As Nvidia peer memory client module requires to be compiled against Mellanox OFED and Nvidia drivers currently installed on the machine, it expects the root fs where Mellanox OFED drivers are installed to be mounted at /run/mellanox/drivers And the root fs where Nvidia drivers are installed to be mounted at /run/nvidia/drivers.

This is best suited when both Mellanox NIC and Nvidia GPU drivers are provisioned via driver containers as they offer to expose their container rootfs.

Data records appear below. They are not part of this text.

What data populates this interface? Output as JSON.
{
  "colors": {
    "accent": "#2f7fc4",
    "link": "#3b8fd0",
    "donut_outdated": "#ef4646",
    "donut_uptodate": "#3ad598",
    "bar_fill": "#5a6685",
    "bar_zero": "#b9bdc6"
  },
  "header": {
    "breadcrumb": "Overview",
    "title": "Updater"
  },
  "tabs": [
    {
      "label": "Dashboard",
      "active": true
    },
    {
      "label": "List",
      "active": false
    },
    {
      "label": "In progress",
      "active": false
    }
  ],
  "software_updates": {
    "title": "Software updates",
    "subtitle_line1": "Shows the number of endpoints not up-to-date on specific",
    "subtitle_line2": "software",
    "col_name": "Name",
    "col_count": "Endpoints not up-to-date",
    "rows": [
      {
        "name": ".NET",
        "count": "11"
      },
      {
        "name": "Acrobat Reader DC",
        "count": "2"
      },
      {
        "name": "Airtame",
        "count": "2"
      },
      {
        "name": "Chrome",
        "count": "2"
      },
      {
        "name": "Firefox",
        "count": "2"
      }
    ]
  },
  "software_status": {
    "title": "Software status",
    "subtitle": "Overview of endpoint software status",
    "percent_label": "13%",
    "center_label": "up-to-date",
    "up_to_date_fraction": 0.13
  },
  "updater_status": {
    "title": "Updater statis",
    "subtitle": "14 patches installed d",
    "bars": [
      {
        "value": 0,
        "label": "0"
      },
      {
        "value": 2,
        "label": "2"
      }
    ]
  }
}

Containerized Nvidia Peer Memory Client driver - Image build

Build arguments

  • D_BASE_IMAGE Base image to be used when building the container image (Default: ubuntu:20.04)
  • D_NV_PEER_MEM_BRANCH Branch/Tag of nv_peer_memory repositroy (Default: master)

Build - Ubuntu

# docker build -t nv-peer-mem \
--build-arg D_BASE_IMAGE=ubuntu:20.04 \
--build-arg D_NV_PEER_MEM_BRANCH=1.0-9 \
gpu-direct/ubuntu/

Build - Centos

Coming soon...

Containerized Nvidia Peer Memory Client driver - Run

In the example below, Mellanox driver container rootfs is mounted on the host at /run/mellanox/drivers and Nvidia driver container rootfs is mounted on the host at /run/nvidia/driver

# docker run --rm -it \
-v /run/mellanox/drivers:/run/mellanox/drivers \
-v /run/nvidia/driver:/run/nvidia/drivers \
--privileged nv-peer-mem

Driver container readiness

A driver container load kernel modules into the running kernel preceded by a possible compilation step.

The process is not atomic as:

  1. A driver is often composed of multiple modules which are loaded sequentially into the kernel.
  2. Compilation (if it takes place) takes time.

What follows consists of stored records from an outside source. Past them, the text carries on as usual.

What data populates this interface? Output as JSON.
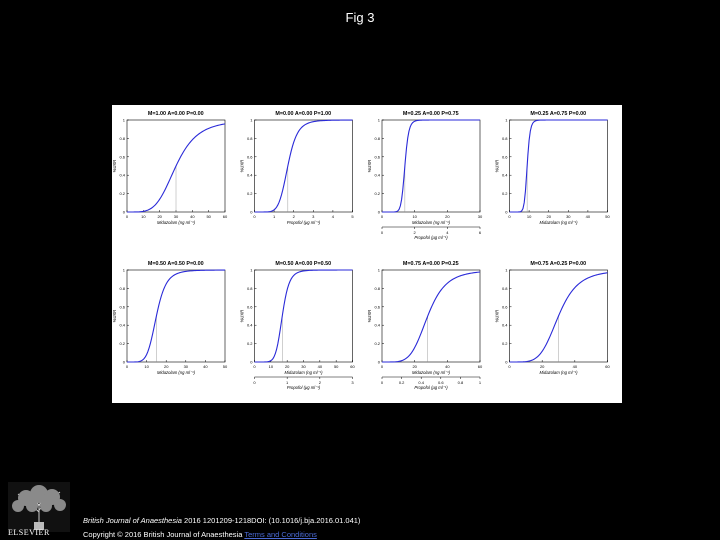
{
  "header": {
    "title": "Fig 3"
  },
  "footer": {
    "journal": "British Journal of Anaesthesia",
    "citation": " 2016 1201209-1218DOI: (10.1016/j.bja.2016.01.041)",
    "copyright": "Copyright © 2016 British Journal of Anaesthesia",
    "terms_link": "Terms and Conditions"
  },
  "publisher": {
    "name": "ELSEVIER"
  },
  "colors": {
    "curve": "#2a2ad8",
    "background": "#000000",
    "panel": "#ffffff"
  },
  "chart_data": [
    {
      "type": "line",
      "title": "M=1.00 A=0.00 P=0.00",
      "ylabel": "%UXR",
      "xlabel": "Midazolam (ng ml⁻¹)",
      "xlim": [
        0,
        60
      ],
      "xticks": [
        "0",
        "10",
        "20",
        "30",
        "40",
        "50",
        "60"
      ],
      "ylim": [
        0,
        1
      ],
      "yticks": [
        "0",
        "0.2",
        "0.4",
        "0.6",
        "0.8",
        "1"
      ],
      "series": [
        {
          "ec50": 30,
          "gamma": 4.5
        }
      ],
      "marker_x": 30
    },
    {
      "type": "line",
      "title": "M=0.00 A=0.00 P=1.00",
      "ylabel": "%UXR",
      "xlabel": "Propofol (μg ml⁻¹)",
      "xlim": [
        0,
        5
      ],
      "xticks": [
        "0",
        "1",
        "2",
        "3",
        "4",
        "5"
      ],
      "ylim": [
        0,
        1
      ],
      "yticks": [
        "0",
        "0.2",
        "0.4",
        "0.6",
        "0.8",
        "1"
      ],
      "series": [
        {
          "ec50": 1.7,
          "gamma": 7
        }
      ],
      "marker_x": 1.7
    },
    {
      "type": "line",
      "title": "M=0.25 A=0.00 P=0.75",
      "ylabel": "%UXR",
      "xlabel": "Midazolam (ng ml⁻¹)",
      "xlim": [
        0,
        30
      ],
      "xticks": [
        "0",
        "10",
        "20",
        "30"
      ],
      "ylim": [
        0,
        1
      ],
      "yticks": [
        "0",
        "0.2",
        "0.4",
        "0.6",
        "0.8",
        "1"
      ],
      "series": [
        {
          "ec50": 7,
          "gamma": 12
        }
      ],
      "marker_x": 7,
      "x2label": "Propofol (μg ml⁻¹)",
      "x2lim": [
        0,
        6
      ],
      "x2ticks": [
        "0",
        "2",
        "4",
        "6"
      ]
    },
    {
      "type": "line",
      "title": "M=0.25 A=0.75 P=0.00",
      "ylabel": "%UXR",
      "xlabel": "Midazolam (ng ml⁻¹)",
      "xlim": [
        0,
        50
      ],
      "xticks": [
        "0",
        "10",
        "20",
        "30",
        "40",
        "50"
      ],
      "ylim": [
        0,
        1
      ],
      "yticks": [
        "0",
        "0.2",
        "0.4",
        "0.6",
        "0.8",
        "1"
      ],
      "series": [
        {
          "ec50": 9,
          "gamma": 12
        }
      ],
      "marker_x": 9
    },
    {
      "type": "line",
      "title": "M=0.50 A=0.50 P=0.00",
      "ylabel": "%UXR",
      "xlabel": "Midazolam (ng ml⁻¹)",
      "xlim": [
        0,
        50
      ],
      "xticks": [
        "0",
        "10",
        "20",
        "30",
        "40",
        "50"
      ],
      "ylim": [
        0,
        1
      ],
      "yticks": [
        "0",
        "0.2",
        "0.4",
        "0.6",
        "0.8",
        "1"
      ],
      "series": [
        {
          "ec50": 15,
          "gamma": 6
        }
      ],
      "marker_x": 15
    },
    {
      "type": "line",
      "title": "M=0.50 A=0.00 P=0.50",
      "ylabel": "%UXR",
      "xlabel": "Midazolam (ng ml⁻¹)",
      "xlim": [
        0,
        60
      ],
      "xticks": [
        "0",
        "10",
        "20",
        "30",
        "40",
        "50",
        "60"
      ],
      "ylim": [
        0,
        1
      ],
      "yticks": [
        "0",
        "0.2",
        "0.4",
        "0.6",
        "0.8",
        "1"
      ],
      "series": [
        {
          "ec50": 17,
          "gamma": 8
        }
      ],
      "marker_x": 17,
      "x2label": "Propofol (μg ml⁻¹)",
      "x2lim": [
        0,
        3
      ],
      "x2ticks": [
        "0",
        "1",
        "2",
        "3"
      ]
    },
    {
      "type": "line",
      "title": "M=0.75 A=0.00 P=0.25",
      "ylabel": "%UXR",
      "xlabel": "Midazolam (ng ml⁻¹)",
      "xlim": [
        0,
        60
      ],
      "xticks": [
        "0",
        "20",
        "40",
        "60"
      ],
      "ylim": [
        0,
        1
      ],
      "yticks": [
        "0",
        "0.2",
        "0.4",
        "0.6",
        "0.8",
        "1"
      ],
      "series": [
        {
          "ec50": 28,
          "gamma": 5
        }
      ],
      "marker_x": 28,
      "x2label": "Propofol (μg ml⁻¹)",
      "x2lim": [
        0,
        1
      ],
      "x2ticks": [
        "0",
        "0.2",
        "0.4",
        "0.6",
        "0.8",
        "1"
      ]
    },
    {
      "type": "line",
      "title": "M=0.75 A=0.25 P=0.00",
      "ylabel": "%UXR",
      "xlabel": "Midazolam (ng ml⁻¹)",
      "xlim": [
        0,
        60
      ],
      "xticks": [
        "0",
        "20",
        "40",
        "60"
      ],
      "ylim": [
        0,
        1
      ],
      "yticks": [
        "0",
        "0.2",
        "0.4",
        "0.6",
        "0.8",
        "1"
      ],
      "series": [
        {
          "ec50": 30,
          "gamma": 5
        }
      ],
      "marker_x": 30
    }
  ]
}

To mark the completion of the driver loading phase by the driver container, a file is created at the container's root directory: /.driver-ready. Its existence indicates that the driver has been successfully loaded into the running kernel. This can be used by a container orchestrator to probe for readiness of a driver container.

Limitations

Having rdma-core package installed on the host may prevent Mellanox OFED driver container to properly load drivers. This is due to the fact that rdma-core places udev rules that trigger driver module load from the host as well as load storage modules on system startup.